This morning I wore a red shirt to the gym in honor of Day 1 of CHD awareness week. I had a goal to run a mile nonstop. I need to get back into daily workouts, I need to lose two sizes. I stepped on determined. As I began my session on the treadmill, I tried to envision great power running through my clumsy legs. I managed to maintain a slow pace, and not much else. My breathing became erratic. The controlled inhales and exhales were becoming jagged and the rhythm difficult. As I struggled to keep up with my goal of running a mile nonstop it hit me.
This is what If feels like to be Izzie. Running, trying to keep up with a circulatory system that doesn’t match the desire to run, play and be a toddler. She stops to catch her breath from time to time. For her, it’s normal. As her mother, I know it’s not.
I wore red today for her and for countless others affected by congenital heart disease. It is a terrible, terrible disease that can strike without warning, and with no reason.
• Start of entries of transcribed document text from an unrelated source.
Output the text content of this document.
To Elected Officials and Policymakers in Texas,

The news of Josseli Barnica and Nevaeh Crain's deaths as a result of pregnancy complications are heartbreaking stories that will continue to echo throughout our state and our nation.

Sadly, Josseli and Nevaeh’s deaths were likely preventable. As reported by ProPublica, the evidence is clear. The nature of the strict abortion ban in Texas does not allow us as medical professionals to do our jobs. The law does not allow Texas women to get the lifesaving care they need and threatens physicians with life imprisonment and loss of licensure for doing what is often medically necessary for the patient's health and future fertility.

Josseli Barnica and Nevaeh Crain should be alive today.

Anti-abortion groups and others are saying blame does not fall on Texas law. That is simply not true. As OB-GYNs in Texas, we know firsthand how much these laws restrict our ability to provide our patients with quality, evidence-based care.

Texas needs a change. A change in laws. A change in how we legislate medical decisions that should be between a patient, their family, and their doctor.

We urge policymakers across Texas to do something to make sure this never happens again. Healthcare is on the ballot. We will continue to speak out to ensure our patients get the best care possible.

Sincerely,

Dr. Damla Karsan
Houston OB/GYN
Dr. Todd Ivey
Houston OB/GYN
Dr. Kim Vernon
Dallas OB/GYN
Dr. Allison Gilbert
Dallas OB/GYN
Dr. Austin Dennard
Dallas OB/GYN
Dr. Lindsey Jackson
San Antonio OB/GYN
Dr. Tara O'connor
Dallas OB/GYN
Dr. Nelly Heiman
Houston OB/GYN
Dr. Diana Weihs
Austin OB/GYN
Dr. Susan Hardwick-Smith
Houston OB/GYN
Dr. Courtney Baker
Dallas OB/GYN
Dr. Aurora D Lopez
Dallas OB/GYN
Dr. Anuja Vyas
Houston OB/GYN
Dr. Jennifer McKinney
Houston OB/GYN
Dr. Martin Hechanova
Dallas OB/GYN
It has taken beautiful children I came to know and love on Facebook. Robbed their parents of the opportunity to raise them and ripping their own hearts out in the process. As I went through my day thinking of these precious babies, I saw red on my fellow heart mamas walls. My heart lifted with the support I could they were getting and the. I saw my own.
Picture after picture, post after post showing support for our HLHser. For me. For Chris. For Liz and for Addie. This disease affects us all. We all worry, we all struggle though inpatients, doctors appointments and ER visits. All of us. It’s hard for them when one of us isn’t home. Our extended families help out tremendously, but it still takes it’s toll. I will never forget showing Addie on a model heart that had four chambers the anatomy her sister has, “But mommy, she needs four chambers, not two!”
Words cannot express how grateful we are to all our friends and family for the simple gesture of putting on a red piece of clothing today. In a world whose focus isn’t so much on children’s’ illnesses, it lifts us up when you show us that you have our back. You know it’s hard. You understand what is at stake. And you care. I could not believe the people who wore red for us and at the end if the day, to hear that Massachusetts has proclaimed this week to be the official Congenital Heart Disease week was awesome. Especially since it was proclaimed in honor of an amazing little guy named Joey who passed away very unexpectedly last year.
The Heartland was never a place I saw myself being in. I didn’t really know it existed. I couldn’t be here without any of your support. My strength that people have told me that I possess, comes from all of you. Thank you from all of us for standing with us today!